Il rêvait de jouer encore. Ils rêvaient de se retrouver, Nicolas Vaude et lui. Ils avaient joué ensemble L'Intrus d'Antoine Rault, en 2011 et 2012, et ils espéraient créer la pièce de Véronique Olmi Un autre que moi. Une étrange histoire de candidat au suicide qui se trouve face à un vieil homme qui n'est autre que lui-même. Didier Long, directeur de l'Atelier, avait envisagé de mettre à l'affiche cette pièce à la dernière rentrée, en septembre 2016. Claude Rich était fatigué, hélas. Ils avaient pourtant travaillé, sous la direction de Jean-Daniel Verhaeghe, lui et Nicolas Vaude. La création avait alors été envisagée pour ce mois de septembre 2017, à 19h00 et pour une série raisonnable de représentations. » LIRE AUSSI - Claude Rich, le gentilhomme du théâtre et du cinéma, est mort http://www.lefigaro.fr/cinema/2017/07/21/03002-20170721ARTFIG00110-mort-de-claude-rich-le-gentilhomme-du-theatre-et-du-cinema.php
Claude Rich s'est éteint dans la nuit du 20 au 21 juillet. On ne le verra plus, comme un grand chat, comme un éternel enfant, glisser sur les plateaux, décocher ses irrésistibles sourires qui plissaient ses yeux. Il était grave, sérieux, mais il était aussi la joie du partage et de la vie et sa carrière au théâtre en témoigne. Banque, Conservatoire et Comédie-Française
Il avait commencé très tôt, lui le timide, l'orphelin de père, qui avait décroché un petit boulot dans une banque pour ne pas peser sur sa mère, son frère, ses sœurs. Mais les timides sont audacieux et il a intégré le conservatoire où se nouent d'indéfectibles amitiés avec les promotions précédentes ou suivantes. Il en sort en 53 avec un deuxième prix (pas de premier prix décerné cette année-là). Il a déjà commencé à jouer et à la Comédie-Française s'il vous plaît car le grand Julien Bertheau l'a repéré: il est dès 1951 à l'affiche du Conte d'hiver de Shakespeare, du Veau gras de Bernard Zimmer, puis joue aussi Hugo, Pirandello, encore Shakespeare avant de créer une pièce d'Irwin Shaw sous la direction de Jean-Pierre Grenier, des «Grenier-Hussenot». Si le cinéma l'a déjà repéré, dans les années 50 à 70, il va donner la préférence au théâtre. Mais il se disait «acteur», toujours aussi engagé que ce soit au théâtre, au cinéma, à la télévision ou à la radio. Il a une dégaine de jeune premier, mais il aime l'humour et ne craint jamais les contre-emplois. Il ne pose pas à l'intellectuel et s'amuse autant dans La Petite hutte d'André Roussin que dans Bel ami d'après Maupassant, une adaptation de Frédéric Dard. En 1959, il crée, sous la direction d'André Barsacq, une pièce d'Ugo Betti, Un beau dimanche de septembre. Quelques mois plus tard, en 1960, il est Sébastien dans Château en Suède de Sagan. Il a eu quinze jours pour apprendre le rôle. Il est prodigieux. Tout le monde parle de lui. Et lui échoit un très grand rôle, refusé par l'ami Trintignant: Victor, l'enfant trop mûr de Victor ou les enfants au pouvoir de Roger Vitrac, dans une mise en scène de Roland Piétri et Jean Anouilh. Devant le succès, la production passe de l'Ambigu à l'Athénée.

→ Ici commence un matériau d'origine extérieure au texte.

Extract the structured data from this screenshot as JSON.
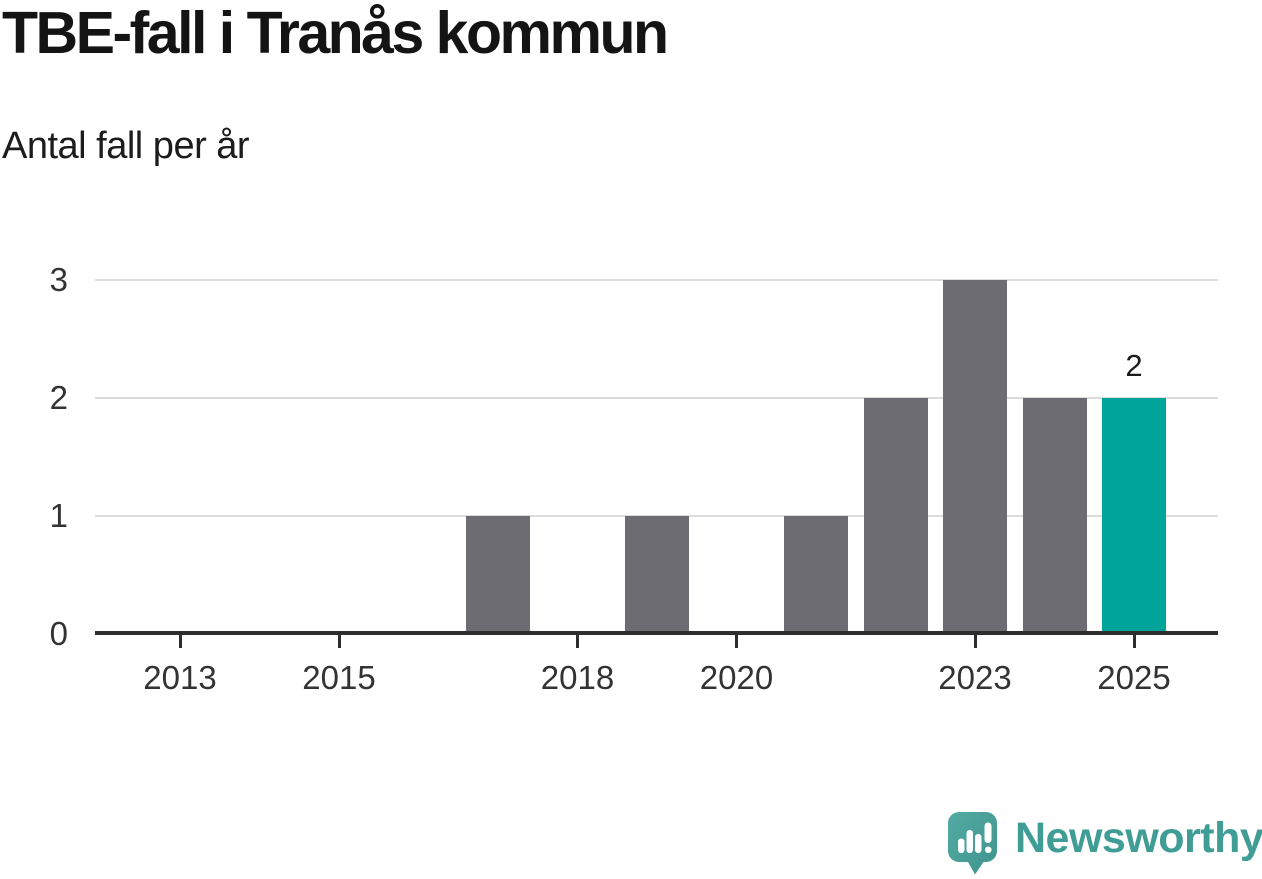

Un défenseur des écrivains contemporains
Claude Rich a aussi été de la célèbre famille qui s'est cristallisée autour de Claude Régy au milieu des années 60 pour créer les auteurs anglo-saxons. Le Retour de Pinter en 1966, Les Quatre saisons d'Arnold Wesker en 1968. C'est peut-être à l'époque qu'il prit le goût de l'écriture des pièces. Le Zouave, sa première pièce est mise en scène par Jean-Louis Thamin à paris et à Lyon. Claude Rich retrouve la Comédie-Française pour le Lorenzaccio mis en scène par Zeffirelli puis au TNP de Villeurbanne, il joue Périclès, prince de Tyr sous la direction de Roger Planchon. On est en 77-78. Et voici, Un habit pour l'hiver dans une mise en scène de Georges Wilson, en 79, voici Une chambre sur la Dordogne, mise en scène Jorge Lavelli, deux pièces très personnelles, avec ce mélange de mélancolie et de sourire, deux pièces de l'auteur dramatique Claude Rich. Il était sévère avec lui-même. Il cherchait toujours. S'il y a un fil principal dans son beau chemin, c'est celui de la défense des écrivains contemporains. Si la parenthèse de Faisons un rêve de Guitry fut un enchantement pour un public qui avait le sentiment que cette partition brillante avait été composée pour lui, Claude Rich aura consacré toutes ces dernières années aux auteurs qu'il aimait. Billetdoux avec Réveille-toi, Philadelphie!, Brisville bien sûr dont il a joué Le Souper avec Claude Brasseur avant de tourner la version cinéma sous la direction d'Edouard Molinaro.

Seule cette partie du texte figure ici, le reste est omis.